L’evento, promosso dalla Direzione dell’istituto penitenziario, nasce con l’obiettivo di valorizzare il ruolo dell’affettività e della genitorialità nel percorso di reinserimento sociale dei detenuti. Per l’occasione sarà disputata una partita di calcio che vedrà protagonisti i ristretti e i loro familiari, favorendo momenti di incontro, condivisione e rafforzamento dei legami affettivi.
L’iniziativa consentirà inoltre colloqui straordinari tra i detenuti e i propri cari, offrendo un’opportunità concreta per trascorrere del tempo insieme in un contesto diverso da quello ordinario. Un progetto che si inserisce nel più ampio percorso trattamentale promosso dalla direzione della Casa Circondariale, finalizzato a sviluppare relazioni positive e percorsi di responsabilizzazione personale.

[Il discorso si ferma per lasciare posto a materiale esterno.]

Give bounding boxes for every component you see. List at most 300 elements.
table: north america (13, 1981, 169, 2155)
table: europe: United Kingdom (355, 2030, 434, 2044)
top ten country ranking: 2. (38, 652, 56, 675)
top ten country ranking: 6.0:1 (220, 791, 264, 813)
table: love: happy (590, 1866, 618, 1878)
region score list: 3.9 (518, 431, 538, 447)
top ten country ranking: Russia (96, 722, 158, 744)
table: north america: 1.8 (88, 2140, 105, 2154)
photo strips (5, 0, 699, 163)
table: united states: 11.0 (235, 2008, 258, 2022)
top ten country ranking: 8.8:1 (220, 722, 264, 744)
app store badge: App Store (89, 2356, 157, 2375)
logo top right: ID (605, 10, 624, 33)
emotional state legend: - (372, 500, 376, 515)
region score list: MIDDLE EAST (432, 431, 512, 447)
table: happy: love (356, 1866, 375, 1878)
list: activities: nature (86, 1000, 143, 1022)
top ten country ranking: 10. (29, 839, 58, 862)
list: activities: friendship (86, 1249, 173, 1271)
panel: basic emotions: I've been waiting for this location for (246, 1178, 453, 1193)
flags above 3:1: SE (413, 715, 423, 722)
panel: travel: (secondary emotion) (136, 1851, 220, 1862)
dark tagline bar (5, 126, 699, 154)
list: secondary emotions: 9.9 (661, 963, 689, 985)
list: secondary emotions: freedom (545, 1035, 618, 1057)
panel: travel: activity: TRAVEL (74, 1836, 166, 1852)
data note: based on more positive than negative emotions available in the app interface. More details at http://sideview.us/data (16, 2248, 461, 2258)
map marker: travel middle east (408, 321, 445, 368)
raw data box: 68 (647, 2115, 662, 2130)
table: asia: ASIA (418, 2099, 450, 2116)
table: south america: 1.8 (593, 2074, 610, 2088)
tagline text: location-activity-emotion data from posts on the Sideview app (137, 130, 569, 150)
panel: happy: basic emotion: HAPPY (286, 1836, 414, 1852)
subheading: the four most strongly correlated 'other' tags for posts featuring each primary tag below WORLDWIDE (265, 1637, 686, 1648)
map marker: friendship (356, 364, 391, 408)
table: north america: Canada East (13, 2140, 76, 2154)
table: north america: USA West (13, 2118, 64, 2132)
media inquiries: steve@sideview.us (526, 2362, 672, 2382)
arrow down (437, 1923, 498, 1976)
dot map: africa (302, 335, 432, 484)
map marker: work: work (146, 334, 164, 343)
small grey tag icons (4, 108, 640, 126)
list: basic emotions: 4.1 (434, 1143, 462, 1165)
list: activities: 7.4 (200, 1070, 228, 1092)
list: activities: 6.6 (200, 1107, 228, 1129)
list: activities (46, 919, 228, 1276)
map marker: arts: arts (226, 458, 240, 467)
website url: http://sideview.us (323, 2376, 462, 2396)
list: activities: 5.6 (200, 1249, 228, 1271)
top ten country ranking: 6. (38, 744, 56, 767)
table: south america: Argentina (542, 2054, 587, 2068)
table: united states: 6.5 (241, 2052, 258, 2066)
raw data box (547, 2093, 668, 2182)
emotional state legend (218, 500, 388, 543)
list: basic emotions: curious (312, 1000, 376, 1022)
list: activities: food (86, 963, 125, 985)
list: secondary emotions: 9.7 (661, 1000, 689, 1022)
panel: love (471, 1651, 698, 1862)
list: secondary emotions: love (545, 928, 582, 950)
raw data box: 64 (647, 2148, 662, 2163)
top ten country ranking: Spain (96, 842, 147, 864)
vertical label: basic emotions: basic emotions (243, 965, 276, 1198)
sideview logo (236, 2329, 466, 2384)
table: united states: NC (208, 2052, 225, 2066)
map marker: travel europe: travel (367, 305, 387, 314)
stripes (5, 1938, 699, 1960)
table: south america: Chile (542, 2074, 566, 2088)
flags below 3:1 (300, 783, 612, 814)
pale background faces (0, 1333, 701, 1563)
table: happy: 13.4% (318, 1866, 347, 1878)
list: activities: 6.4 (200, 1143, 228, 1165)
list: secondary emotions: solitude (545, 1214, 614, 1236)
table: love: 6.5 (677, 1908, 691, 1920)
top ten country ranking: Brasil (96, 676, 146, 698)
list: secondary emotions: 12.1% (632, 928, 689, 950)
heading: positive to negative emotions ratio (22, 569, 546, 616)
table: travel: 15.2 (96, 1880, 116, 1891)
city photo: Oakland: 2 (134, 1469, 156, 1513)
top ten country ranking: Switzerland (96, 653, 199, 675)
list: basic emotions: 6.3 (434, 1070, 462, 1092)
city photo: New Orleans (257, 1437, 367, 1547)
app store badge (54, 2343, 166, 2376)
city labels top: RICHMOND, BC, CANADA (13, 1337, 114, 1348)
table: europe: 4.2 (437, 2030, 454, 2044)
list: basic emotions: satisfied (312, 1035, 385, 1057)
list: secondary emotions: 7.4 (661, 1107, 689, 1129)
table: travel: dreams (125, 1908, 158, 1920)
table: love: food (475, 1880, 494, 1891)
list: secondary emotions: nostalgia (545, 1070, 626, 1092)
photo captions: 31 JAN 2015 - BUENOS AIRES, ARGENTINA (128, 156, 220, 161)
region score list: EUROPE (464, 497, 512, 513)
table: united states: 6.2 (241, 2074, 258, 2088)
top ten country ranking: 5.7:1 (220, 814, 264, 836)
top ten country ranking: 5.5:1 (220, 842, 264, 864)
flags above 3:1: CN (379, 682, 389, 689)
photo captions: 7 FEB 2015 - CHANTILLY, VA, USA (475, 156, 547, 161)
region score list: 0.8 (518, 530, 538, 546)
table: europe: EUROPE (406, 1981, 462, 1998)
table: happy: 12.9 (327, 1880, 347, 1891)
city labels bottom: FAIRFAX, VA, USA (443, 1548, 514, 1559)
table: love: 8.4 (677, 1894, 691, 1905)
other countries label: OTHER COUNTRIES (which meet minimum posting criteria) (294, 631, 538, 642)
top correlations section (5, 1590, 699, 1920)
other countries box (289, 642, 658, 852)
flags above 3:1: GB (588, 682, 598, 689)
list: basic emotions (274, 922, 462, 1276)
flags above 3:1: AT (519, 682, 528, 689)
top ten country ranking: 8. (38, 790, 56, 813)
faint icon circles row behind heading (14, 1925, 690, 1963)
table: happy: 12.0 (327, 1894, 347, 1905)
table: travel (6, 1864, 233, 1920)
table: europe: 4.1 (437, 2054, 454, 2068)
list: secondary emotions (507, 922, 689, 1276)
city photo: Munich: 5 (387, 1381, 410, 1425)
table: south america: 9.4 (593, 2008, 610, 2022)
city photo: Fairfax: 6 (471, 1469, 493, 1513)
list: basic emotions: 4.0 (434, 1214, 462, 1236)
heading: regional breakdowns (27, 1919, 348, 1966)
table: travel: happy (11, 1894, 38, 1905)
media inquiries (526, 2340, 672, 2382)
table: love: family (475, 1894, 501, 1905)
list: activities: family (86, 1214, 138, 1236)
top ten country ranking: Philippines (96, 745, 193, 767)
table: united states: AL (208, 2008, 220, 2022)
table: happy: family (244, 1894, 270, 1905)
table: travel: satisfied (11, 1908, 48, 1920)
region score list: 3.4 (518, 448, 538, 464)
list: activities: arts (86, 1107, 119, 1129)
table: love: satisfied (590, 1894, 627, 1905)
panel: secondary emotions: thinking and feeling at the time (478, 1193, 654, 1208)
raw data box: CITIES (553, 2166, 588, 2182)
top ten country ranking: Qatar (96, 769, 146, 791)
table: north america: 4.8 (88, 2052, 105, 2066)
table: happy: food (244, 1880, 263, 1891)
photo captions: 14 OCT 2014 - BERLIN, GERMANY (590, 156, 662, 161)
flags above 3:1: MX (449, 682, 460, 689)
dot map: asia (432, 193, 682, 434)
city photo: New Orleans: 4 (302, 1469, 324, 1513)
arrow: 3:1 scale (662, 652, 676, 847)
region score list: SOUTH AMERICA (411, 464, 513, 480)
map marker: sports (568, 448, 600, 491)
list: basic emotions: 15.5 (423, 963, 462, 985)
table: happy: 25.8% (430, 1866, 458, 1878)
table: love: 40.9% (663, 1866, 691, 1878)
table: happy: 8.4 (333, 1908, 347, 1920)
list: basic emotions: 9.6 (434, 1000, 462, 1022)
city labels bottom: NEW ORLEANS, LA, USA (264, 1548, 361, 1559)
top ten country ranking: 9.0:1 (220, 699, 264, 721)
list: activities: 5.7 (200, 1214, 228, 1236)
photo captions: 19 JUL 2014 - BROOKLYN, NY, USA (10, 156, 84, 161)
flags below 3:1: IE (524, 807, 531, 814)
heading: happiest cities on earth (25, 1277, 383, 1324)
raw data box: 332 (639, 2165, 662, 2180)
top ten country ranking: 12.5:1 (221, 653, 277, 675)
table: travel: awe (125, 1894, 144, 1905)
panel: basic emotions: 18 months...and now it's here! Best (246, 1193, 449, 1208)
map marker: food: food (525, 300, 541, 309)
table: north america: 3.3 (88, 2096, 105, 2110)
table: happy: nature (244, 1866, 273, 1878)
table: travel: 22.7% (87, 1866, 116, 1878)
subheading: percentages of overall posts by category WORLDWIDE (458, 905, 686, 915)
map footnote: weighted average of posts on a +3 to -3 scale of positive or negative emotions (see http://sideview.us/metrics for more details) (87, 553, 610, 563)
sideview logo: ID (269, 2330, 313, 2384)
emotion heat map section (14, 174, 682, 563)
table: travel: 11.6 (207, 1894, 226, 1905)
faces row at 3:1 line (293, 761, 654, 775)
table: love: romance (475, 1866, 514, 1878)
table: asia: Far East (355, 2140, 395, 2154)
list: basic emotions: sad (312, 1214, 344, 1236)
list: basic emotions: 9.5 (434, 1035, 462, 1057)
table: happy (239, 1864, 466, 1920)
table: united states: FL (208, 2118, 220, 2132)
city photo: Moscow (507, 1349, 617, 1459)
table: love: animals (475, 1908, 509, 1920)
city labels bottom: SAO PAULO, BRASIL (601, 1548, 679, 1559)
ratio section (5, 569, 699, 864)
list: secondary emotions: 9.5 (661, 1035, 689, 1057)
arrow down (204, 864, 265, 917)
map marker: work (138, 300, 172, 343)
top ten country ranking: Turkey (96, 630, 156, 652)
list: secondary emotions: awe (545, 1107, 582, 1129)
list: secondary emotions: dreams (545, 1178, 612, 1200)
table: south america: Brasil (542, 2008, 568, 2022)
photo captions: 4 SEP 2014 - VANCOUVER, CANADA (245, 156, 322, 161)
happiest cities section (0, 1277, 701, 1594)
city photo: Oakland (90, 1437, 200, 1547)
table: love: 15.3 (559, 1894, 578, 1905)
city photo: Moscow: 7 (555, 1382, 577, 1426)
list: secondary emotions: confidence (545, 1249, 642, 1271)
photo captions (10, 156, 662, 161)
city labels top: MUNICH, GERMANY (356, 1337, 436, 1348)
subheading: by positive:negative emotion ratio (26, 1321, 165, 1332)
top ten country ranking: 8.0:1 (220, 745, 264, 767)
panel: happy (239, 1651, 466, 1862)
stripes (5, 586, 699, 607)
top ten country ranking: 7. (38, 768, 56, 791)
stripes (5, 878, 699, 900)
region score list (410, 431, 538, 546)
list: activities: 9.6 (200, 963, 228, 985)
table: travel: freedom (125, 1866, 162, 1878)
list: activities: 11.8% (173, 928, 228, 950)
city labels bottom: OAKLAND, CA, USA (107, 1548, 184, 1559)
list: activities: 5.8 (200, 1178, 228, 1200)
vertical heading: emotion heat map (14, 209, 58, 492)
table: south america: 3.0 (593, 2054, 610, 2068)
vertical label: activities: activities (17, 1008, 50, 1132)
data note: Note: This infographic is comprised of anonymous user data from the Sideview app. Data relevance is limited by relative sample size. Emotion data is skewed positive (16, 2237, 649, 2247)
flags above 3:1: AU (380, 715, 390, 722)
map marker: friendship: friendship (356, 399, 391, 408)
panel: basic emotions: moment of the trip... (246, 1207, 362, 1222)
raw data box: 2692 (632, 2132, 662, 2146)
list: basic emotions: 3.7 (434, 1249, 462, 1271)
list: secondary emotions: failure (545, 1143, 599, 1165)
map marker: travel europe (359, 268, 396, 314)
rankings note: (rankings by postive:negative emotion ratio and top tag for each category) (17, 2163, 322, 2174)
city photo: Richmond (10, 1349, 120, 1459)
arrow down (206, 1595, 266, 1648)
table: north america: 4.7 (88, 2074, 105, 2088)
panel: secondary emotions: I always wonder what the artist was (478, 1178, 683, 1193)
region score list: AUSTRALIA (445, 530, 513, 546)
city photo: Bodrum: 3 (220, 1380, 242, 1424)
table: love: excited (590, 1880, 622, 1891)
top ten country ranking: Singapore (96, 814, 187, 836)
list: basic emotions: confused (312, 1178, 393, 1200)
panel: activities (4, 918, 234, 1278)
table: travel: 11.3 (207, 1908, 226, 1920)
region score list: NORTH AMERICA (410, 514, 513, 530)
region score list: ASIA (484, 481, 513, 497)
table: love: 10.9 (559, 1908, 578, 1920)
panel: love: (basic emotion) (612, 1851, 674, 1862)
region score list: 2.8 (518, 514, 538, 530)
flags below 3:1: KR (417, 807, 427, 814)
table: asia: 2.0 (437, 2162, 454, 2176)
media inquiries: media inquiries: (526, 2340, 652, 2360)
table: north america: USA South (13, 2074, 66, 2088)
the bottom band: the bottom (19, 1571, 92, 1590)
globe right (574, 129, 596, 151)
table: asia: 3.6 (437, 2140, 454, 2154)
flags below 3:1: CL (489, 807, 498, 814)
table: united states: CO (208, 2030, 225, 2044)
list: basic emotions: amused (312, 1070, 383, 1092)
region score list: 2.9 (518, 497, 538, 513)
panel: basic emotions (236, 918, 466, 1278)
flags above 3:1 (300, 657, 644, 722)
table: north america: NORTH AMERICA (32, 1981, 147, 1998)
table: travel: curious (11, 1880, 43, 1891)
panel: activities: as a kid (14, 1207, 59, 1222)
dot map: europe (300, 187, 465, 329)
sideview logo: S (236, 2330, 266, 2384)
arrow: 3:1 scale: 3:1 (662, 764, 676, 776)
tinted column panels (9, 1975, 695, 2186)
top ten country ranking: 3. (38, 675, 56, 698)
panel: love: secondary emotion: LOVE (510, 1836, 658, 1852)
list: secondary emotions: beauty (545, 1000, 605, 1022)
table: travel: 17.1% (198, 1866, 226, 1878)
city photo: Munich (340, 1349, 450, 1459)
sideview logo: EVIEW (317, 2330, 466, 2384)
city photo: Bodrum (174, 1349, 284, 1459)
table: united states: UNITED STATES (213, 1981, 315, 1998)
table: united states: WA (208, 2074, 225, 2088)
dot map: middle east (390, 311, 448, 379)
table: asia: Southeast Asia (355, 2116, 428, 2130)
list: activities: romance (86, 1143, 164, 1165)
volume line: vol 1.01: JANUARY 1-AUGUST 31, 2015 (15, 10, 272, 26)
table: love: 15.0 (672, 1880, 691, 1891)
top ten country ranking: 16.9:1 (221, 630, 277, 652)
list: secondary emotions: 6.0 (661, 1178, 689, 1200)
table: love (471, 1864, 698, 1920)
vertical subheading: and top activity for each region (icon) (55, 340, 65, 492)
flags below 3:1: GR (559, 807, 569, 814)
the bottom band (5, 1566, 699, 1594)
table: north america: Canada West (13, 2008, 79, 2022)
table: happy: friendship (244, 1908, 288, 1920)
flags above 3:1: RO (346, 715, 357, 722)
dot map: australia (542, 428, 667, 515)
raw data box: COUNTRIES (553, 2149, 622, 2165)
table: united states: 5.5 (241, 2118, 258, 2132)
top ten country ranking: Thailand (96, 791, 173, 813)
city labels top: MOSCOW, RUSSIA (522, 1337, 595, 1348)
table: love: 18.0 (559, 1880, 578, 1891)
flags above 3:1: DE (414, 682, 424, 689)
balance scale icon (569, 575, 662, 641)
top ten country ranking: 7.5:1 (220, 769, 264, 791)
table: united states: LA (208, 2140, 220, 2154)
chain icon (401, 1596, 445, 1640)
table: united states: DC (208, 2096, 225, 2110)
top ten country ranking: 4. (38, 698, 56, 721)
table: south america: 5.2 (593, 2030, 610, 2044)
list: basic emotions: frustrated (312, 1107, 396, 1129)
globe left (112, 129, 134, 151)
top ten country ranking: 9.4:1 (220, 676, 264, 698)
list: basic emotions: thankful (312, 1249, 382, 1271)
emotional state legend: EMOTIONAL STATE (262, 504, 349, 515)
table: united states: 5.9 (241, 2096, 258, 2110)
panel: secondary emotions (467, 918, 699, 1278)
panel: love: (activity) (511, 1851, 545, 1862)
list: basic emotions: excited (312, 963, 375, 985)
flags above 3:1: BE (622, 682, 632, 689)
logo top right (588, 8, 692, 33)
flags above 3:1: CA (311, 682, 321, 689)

L’evento si svolge in collaborazione con numerosi partner istituzionali e associativi, tra cui UNICEF, AICS, Fondazione S.A.V.E. Love – “Curiamo la Relazione”, il Ministero per lo Sport e i Giovani e Sport e Salute Spa. Proprio grazie a queste sinergie, nel corso della giornata saranno donati palloni da calcio, gadget e giochi destinati ai figli dei detenuti, contribuendo a rendere ancora più significativo il momento di incontro tra genitori e bambini.
La manifestazione rientra inoltre nelle attività sportive promosse dal Ministero per lo Sport e i Giovani attraverso il Dipartimento per lo Sport, in collaborazione con Sport e Salute Spa, con l’obiettivo di diffondere la cultura dello sport come strumento educativo, inclusivo e di promozione del benessere.
Al termine della partita sarà consegnata una targa celebrativa ai partecipanti. La giornata si concluderà con un momento conviviale presso l’Area Verde dell’istituto, occasione di socialità e confronto tra tutti i presenti.
All’iniziativa prenderanno parte Autorità civili, militari e religiose, a testimonianza dell’importanza sociale di un progetto che mette al centro la persona, la famiglia e il valore del recupero attraverso lo sport e le relazioni umane.